In many parts of Japan, there are Kitsune tsuka (small fox shrine); the fox was considered to be a messenger of Ta-no-Kami. Inari Shrines originated from Kitsune tsuka, and faith in Inari Shrines spread throughout Japan.

==Ta-no-Kami of Kagoshima and Miyazaki Prefectures==
In almost all areas of Japan, the real picture of Ta-no-Kami remains unclear, with the single exception of Tanokansaa in Kagoshima Prefecture and parts of Miyazaki Prefecture. Tanokansaa is the dialect of Ta-no-Kami in these prefectures. In their communities, peasants place Tanokansaa stone statues, either of the buddha type and shinto priest type (with or without a mace), or of the peasant type (with or without a pestle). It was started in the 18th century in the Satsuma han. In Miyazaki Prefecture, Ta-no-Kami is seen only in areas governed by Satsuma han.

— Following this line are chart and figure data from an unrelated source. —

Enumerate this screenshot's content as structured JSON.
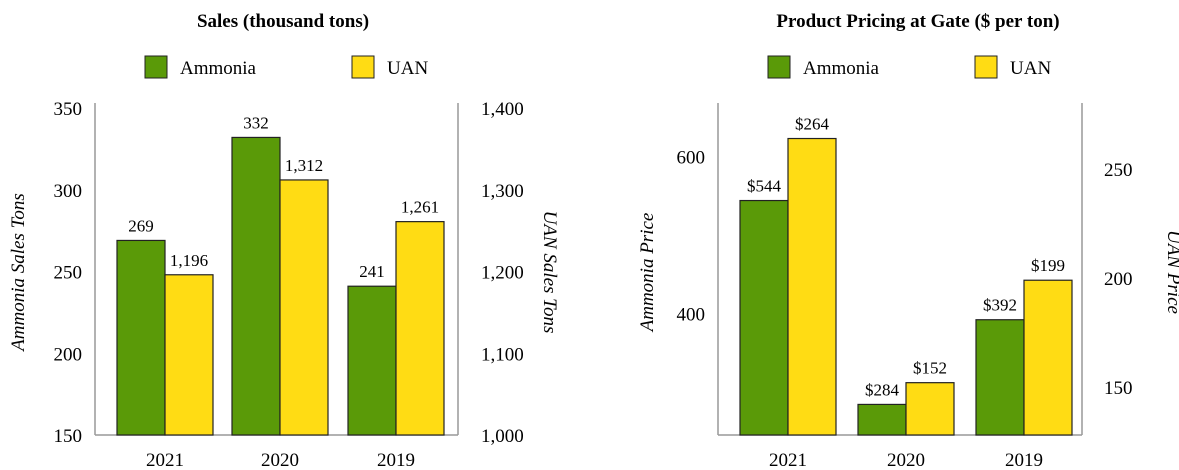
{
  "colors": {
    "ammonia": "#5a9a08",
    "uan": "#ffdc14",
    "bar_stroke": "#222222",
    "axis": "#999999"
  },
  "chart_data": [
    {
      "type": "bar",
      "title": "Sales (thousand tons)",
      "categories": [
        "2021",
        "2020",
        "2019"
      ],
      "series": [
        {
          "name": "Ammonia",
          "axis": "left",
          "values": [
            269,
            332,
            241
          ],
          "labels": [
            "269",
            "332",
            "241"
          ]
        },
        {
          "name": "UAN",
          "axis": "right",
          "values": [
            1196,
            1312,
            1261
          ],
          "labels": [
            "1,196",
            "1,312",
            "1,261"
          ]
        }
      ],
      "ylabel_left": "Ammonia Sales Tons",
      "ylabel_right": "UAN Sales Tons",
      "ylim_left": [
        150,
        350
      ],
      "ylim_right": [
        1000,
        1400
      ],
      "yticks_left": [
        150,
        200,
        250,
        300,
        350
      ],
      "ytick_labels_left": [
        "150",
        "200",
        "250",
        "300",
        "350"
      ],
      "yticks_right": [
        1000,
        1100,
        1200,
        1300,
        1400
      ],
      "ytick_labels_right": [
        "1,000",
        "1,100",
        "1,200",
        "1,300",
        "1,400"
      ],
      "legend": "top-center",
      "grid": false
    },
    {
      "type": "bar",
      "title": "Product Pricing at Gate ($ per ton)",
      "categories": [
        "2021",
        "2020",
        "2019"
      ],
      "series": [
        {
          "name": "Ammonia",
          "axis": "left",
          "values": [
            544,
            284,
            392
          ],
          "labels": [
            "$544",
            "$284",
            "$392"
          ]
        },
        {
          "name": "UAN",
          "axis": "right",
          "values": [
            264,
            152,
            199
          ],
          "labels": [
            "$264",
            "$152",
            "$199"
          ]
        }
      ],
      "ylabel_left": "Ammonia Price",
      "ylabel_right": "UAN Price",
      "ylim_left": [
        245,
        662
      ],
      "ylim_right": [
        128,
        278
      ],
      "yticks_left": [
        400,
        600
      ],
      "ytick_labels_left": [
        "400",
        "600"
      ],
      "yticks_right": [
        150,
        200,
        250
      ],
      "ytick_labels_right": [
        "150",
        "200",
        "250"
      ],
      "legend": "top-center",
      "grid": false
    }
  ]
}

After the meiji era, this custom spread in accordance with the movements of its inhabitants.

== Folklore ==
Saotome (早乙女), or rice planting women, played a religious role in ancient times, rice growing was considered a religious act, and there were many taboos that had to be observed. The inadama was the spirit of the rice plant. Since World War 2 rice planting has become mechanized.